A década de 80 vibrou com a transição democrática que abateu o monstro repressivo da ditadura. A chamada Constituição Cidadã de 1988 foi o estopim da vontade de reconstruirmos uma nação mais livre, madura e plural, disposta a reconhecer legalmente lutas históricas encampadas pela sociedade civil organizada e seus movimentos sociais. Eu tinha apenas 8 anos quando isso aconteceu. Tais luzes pareciam anunciar uma nova era.
Infelizmente, o fardo elitista de arrogância continuou infiltrado na política brasileira, cujas engrenagens do poder não se mostraram em nada simpáticas aos anseios populares expressos em reivindicações ligadas a reforma agrária, educação pública e democratização da mídia. Um sociólogo ideologicamente de araque, em oito anos de conservadorismo burguês, deixou tristes marcas: privatizou nossas esperanças, aprofundou nossas desigualdades e retardou nosso desenvolvimento. O desgoverno desse ex-presidente foi ótimo para as multinacionais estrangeiras, mas péssimo para muitas empresas domésticas.
Em 2002, uma espécie de “Barack Obama brasileiro”, forjado nas lides sindicais, foi eleito por uma multidão desiludida com os rumos da pátria. Mesmo sem erudição intelectual (tão sofisticada quanto inútil), suficientemente espontâneo e seguro a ponto de dar declarações informais a exemplo do “sifú” (para a alegria estúpida dos guardiões do vernáculo polido), buscou recuperar um pouco da auto-estima coletiva, do respeito internacional, da dignidade social, da prosperidade econômica e da memória histórica de nosso país. Não é à toa que sua popularidade atingiu, bem recentemente, recordes olímpicos de aprovação.
Claro que há defeitos e os principais deles, na minha visão pessoal, residem no excesso de paciência frente aos interesses bancários, às manipulações midiáticas e às conivências judiciárias que, respectivamente, oprimem nossas finanças, deturpam nossa comunicação e anulam nossa justiça. São embates que precisariam ser travados.

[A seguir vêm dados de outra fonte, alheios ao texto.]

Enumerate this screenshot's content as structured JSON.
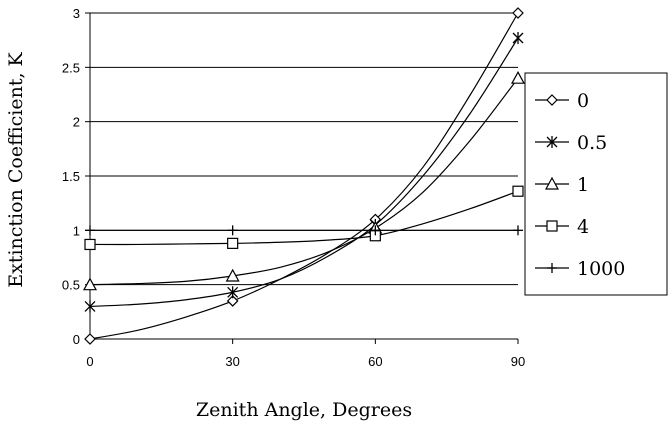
{
  "chart_data": {
    "type": "line",
    "xlabel": "Zenith Angle, Degrees",
    "ylabel": "Extinction Coefficient, K",
    "xlim": [
      0,
      90
    ],
    "ylim": [
      0,
      3
    ],
    "xticks": [
      "0",
      "30",
      "60",
      "90"
    ],
    "xtick_values": [
      0,
      30,
      60,
      90
    ],
    "yticks": [
      "0",
      "0.5",
      "1",
      "1.5",
      "2",
      "2.5",
      "3"
    ],
    "ytick_values": [
      0,
      0.5,
      1,
      1.5,
      2,
      2.5,
      3
    ],
    "grid": "horizontal",
    "legend_position": "right",
    "series": [
      {
        "name": "0",
        "marker": "diamond",
        "points": [
          [
            0,
            0.0
          ],
          [
            30,
            0.35
          ],
          [
            60,
            1.1
          ],
          [
            90,
            3.0
          ]
        ],
        "curve": [
          [
            0,
            0.0
          ],
          [
            10,
            0.08
          ],
          [
            20,
            0.2
          ],
          [
            30,
            0.35
          ],
          [
            40,
            0.55
          ],
          [
            50,
            0.79
          ],
          [
            60,
            1.1
          ],
          [
            70,
            1.58
          ],
          [
            80,
            2.25
          ],
          [
            90,
            3.0
          ]
        ]
      },
      {
        "name": "0.5",
        "marker": "asterisk",
        "points": [
          [
            0,
            0.3
          ],
          [
            30,
            0.43
          ],
          [
            60,
            1.05
          ],
          [
            90,
            2.77
          ]
        ],
        "curve": [
          [
            0,
            0.3
          ],
          [
            10,
            0.32
          ],
          [
            20,
            0.36
          ],
          [
            30,
            0.43
          ],
          [
            40,
            0.55
          ],
          [
            50,
            0.76
          ],
          [
            60,
            1.05
          ],
          [
            70,
            1.5
          ],
          [
            80,
            2.08
          ],
          [
            90,
            2.77
          ]
        ]
      },
      {
        "name": "1",
        "marker": "triangle",
        "points": [
          [
            0,
            0.5
          ],
          [
            30,
            0.58
          ],
          [
            60,
            1.02
          ],
          [
            90,
            2.4
          ]
        ],
        "curve": [
          [
            0,
            0.5
          ],
          [
            10,
            0.51
          ],
          [
            20,
            0.53
          ],
          [
            30,
            0.58
          ],
          [
            40,
            0.66
          ],
          [
            50,
            0.8
          ],
          [
            60,
            1.02
          ],
          [
            70,
            1.35
          ],
          [
            80,
            1.83
          ],
          [
            90,
            2.4
          ]
        ]
      },
      {
        "name": "4",
        "marker": "square",
        "points": [
          [
            0,
            0.87
          ],
          [
            30,
            0.88
          ],
          [
            60,
            0.95
          ],
          [
            90,
            1.36
          ]
        ],
        "curve": [
          [
            0,
            0.87
          ],
          [
            10,
            0.87
          ],
          [
            20,
            0.875
          ],
          [
            30,
            0.88
          ],
          [
            40,
            0.89
          ],
          [
            50,
            0.91
          ],
          [
            60,
            0.95
          ],
          [
            70,
            1.06
          ],
          [
            80,
            1.2
          ],
          [
            90,
            1.36
          ]
        ]
      },
      {
        "name": "1000",
        "marker": "plus",
        "points": [
          [
            0,
            1.0
          ],
          [
            30,
            1.0
          ],
          [
            60,
            1.0
          ],
          [
            90,
            1.0
          ]
        ],
        "curve": [
          [
            0,
            1.0
          ],
          [
            30,
            1.0
          ],
          [
            60,
            1.0
          ],
          [
            90,
            1.0
          ]
        ]
      }
    ]
  }
}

A boa notícia é que, nos últimos tempos, após rasgar as mordaças costuradas pela mídia oficial, venho tentando pensar com meus botões e me manifestar sem censura pelas vias da blogosfera. Ou seja, naquela época de 88, a rede Globo podia nos fazer de bobo, muito mais facilmente. Agora, levando-se em conta as benesses da globalização consubstanciadas na difusão da internet, podemos buscar - e até veicular - a informação que queremos.
Pois bem, o Brasil vive um momento ímpar em sua trajetória, pois temos a oportunidade, como dizia Mahatma Ghandi, de ser a mudança que queremos ver no mundo. Eu não tenho a menor dúvida do primeiro passo que devemos empreender, mas antes de revelá-lo cabe um alerta: é preciso deixar as picuinhas academicistas de lado e resistir aos debates marxistas, freudianos ou nietzscheanos das estéreis mesas de bar.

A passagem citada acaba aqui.